The men pitched themselves into the water and hung together under the rafts, cringing as bullets punched through the rubber and sliced effervescent lines in the water around their faces. The firing blazed on, then sputtered out as the bomber overshot them. The men dragged themselves back onto the one raft that was still mostly inflated. The bomber banked sideways, circling toward them again. As it leveled off, Zamperini could see the muzzles of the machine guns, aimed directly at them.

Zamperini looked toward his crewmates. They were too weak to go back in the water. As they lay down on the floor of the raft, hands over their heads, Zamperini splashed overboard alone.

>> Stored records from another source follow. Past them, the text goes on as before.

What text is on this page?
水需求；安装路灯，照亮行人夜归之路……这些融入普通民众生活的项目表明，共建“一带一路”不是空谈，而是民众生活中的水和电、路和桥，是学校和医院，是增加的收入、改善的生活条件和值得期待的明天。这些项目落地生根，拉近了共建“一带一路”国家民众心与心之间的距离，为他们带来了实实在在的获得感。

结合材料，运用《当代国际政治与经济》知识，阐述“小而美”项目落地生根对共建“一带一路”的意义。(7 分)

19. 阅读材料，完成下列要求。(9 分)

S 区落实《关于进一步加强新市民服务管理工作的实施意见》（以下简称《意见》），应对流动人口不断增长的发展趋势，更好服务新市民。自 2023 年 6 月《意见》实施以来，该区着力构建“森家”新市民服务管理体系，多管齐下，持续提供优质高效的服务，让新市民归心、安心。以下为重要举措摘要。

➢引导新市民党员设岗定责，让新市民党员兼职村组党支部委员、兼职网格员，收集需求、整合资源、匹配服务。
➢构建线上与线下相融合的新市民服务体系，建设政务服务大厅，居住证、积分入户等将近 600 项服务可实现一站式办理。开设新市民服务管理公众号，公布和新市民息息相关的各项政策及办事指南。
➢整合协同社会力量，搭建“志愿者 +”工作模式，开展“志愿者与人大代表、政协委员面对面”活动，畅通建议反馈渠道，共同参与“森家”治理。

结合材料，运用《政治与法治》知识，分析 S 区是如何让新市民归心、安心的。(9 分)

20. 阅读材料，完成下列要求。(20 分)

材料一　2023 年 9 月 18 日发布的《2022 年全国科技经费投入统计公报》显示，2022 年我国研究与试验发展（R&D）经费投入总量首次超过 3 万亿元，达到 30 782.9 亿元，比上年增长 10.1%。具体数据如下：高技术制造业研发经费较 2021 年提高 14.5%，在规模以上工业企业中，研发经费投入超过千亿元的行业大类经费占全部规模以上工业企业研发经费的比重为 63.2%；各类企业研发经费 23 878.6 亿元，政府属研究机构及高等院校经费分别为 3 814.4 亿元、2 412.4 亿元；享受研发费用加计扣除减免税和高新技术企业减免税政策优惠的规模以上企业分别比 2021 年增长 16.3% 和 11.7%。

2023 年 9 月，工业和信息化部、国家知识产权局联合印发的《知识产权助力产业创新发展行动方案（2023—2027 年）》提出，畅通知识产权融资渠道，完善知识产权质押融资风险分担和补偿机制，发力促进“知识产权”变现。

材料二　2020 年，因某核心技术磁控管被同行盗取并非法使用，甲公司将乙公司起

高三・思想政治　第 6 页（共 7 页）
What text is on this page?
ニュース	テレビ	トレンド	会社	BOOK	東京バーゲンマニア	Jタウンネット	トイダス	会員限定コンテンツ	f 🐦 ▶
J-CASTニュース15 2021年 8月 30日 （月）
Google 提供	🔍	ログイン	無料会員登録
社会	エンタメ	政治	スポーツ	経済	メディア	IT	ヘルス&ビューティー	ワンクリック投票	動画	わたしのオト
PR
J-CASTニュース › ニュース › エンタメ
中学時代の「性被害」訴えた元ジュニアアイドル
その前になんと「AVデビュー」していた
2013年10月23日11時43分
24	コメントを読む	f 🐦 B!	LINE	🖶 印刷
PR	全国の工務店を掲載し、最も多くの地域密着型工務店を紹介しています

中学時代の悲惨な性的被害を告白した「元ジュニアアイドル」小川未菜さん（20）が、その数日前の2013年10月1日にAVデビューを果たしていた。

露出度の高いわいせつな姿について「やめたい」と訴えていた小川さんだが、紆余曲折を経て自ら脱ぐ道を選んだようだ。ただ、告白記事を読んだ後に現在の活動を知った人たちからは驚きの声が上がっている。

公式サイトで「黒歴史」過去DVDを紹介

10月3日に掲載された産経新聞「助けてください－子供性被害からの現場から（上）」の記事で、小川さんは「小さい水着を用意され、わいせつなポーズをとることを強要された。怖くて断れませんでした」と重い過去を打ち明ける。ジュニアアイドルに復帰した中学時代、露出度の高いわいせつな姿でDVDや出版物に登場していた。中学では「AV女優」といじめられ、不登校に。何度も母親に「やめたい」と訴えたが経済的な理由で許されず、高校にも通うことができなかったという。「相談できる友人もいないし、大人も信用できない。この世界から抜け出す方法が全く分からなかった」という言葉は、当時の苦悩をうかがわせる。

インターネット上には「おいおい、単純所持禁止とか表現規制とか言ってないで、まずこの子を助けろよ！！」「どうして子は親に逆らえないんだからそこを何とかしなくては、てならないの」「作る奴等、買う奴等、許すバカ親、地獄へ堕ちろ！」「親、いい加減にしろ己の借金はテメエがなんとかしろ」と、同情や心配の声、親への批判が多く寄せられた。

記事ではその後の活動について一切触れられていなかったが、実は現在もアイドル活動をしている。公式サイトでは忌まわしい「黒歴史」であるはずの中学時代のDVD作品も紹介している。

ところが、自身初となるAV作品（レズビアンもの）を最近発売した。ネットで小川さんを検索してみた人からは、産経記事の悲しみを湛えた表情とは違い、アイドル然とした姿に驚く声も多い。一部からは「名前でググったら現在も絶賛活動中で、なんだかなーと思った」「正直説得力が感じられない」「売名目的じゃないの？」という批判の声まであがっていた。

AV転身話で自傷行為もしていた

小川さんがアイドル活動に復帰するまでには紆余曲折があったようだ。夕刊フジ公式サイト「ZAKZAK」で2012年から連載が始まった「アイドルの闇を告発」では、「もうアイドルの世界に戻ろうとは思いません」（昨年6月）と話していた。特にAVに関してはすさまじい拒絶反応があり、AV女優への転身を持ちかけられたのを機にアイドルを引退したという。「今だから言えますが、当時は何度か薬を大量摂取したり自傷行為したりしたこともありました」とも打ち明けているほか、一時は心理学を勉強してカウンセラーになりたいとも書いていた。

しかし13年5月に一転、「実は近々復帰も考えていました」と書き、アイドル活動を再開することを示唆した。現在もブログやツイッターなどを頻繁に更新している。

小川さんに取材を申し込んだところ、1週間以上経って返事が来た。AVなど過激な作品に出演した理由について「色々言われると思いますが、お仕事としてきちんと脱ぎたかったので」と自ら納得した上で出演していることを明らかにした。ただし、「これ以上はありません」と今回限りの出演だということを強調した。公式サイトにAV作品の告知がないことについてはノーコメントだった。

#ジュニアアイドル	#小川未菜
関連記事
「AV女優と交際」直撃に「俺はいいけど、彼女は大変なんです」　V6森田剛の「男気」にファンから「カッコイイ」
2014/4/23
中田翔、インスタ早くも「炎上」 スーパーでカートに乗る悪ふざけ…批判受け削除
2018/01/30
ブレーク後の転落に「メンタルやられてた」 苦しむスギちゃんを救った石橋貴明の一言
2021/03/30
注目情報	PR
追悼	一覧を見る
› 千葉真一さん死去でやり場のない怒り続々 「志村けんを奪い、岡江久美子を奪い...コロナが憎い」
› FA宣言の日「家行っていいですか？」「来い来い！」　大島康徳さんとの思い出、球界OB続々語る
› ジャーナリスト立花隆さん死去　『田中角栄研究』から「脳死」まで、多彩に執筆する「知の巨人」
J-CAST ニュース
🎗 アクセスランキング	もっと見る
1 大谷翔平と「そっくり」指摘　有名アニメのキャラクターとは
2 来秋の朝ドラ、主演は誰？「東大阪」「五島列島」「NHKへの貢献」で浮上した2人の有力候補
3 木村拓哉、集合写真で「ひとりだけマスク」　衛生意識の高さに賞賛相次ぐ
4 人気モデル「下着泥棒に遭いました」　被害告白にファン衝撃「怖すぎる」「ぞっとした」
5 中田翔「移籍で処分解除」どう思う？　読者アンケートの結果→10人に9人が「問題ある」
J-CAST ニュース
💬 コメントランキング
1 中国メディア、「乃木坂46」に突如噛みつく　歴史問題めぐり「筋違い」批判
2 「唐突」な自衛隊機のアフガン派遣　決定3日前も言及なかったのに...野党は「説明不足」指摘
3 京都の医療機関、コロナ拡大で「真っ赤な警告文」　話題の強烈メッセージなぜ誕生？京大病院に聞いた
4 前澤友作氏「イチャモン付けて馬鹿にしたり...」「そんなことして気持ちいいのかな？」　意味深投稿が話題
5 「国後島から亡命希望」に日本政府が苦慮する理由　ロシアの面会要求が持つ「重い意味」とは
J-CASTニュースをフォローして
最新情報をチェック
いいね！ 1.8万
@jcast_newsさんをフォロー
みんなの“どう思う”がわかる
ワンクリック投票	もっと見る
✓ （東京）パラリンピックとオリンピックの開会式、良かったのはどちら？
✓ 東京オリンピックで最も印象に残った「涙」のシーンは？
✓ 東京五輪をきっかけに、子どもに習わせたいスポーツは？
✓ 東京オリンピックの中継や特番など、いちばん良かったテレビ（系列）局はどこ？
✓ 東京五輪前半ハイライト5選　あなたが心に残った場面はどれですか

Somewhere beneath him, the sharks were done waiting. They bent their bodies in the water and swam toward the man under the raft.

PART I

Courtesy of Louis Zamperini Photo of original image by John Brodkin One - фото 3

Courtesy of Louis Zamperini. Photo of original image by John Brodkin.

One The One-Boy Insurgency

IN THE PREDAWN DARKNESS OF AUGUST 26, 1929, IN THE back bedroom of a small house in Torrance, California, a twelve-year-old boy sat up in bed, listening. There was a sound coming from outside, growing ever louder. It was a huge, heavy rush, suggesting immensity, a great parting of air. It was coming from directly above the house. The boy swung his legs off his bed, raced down the stairs, slapped open the back door, and loped onto the grass. The yard was otherworldly, smothered in unnatural darkness, shivering with sound. The boy stood on the lawn beside his older brother, head thrown back, spellbound.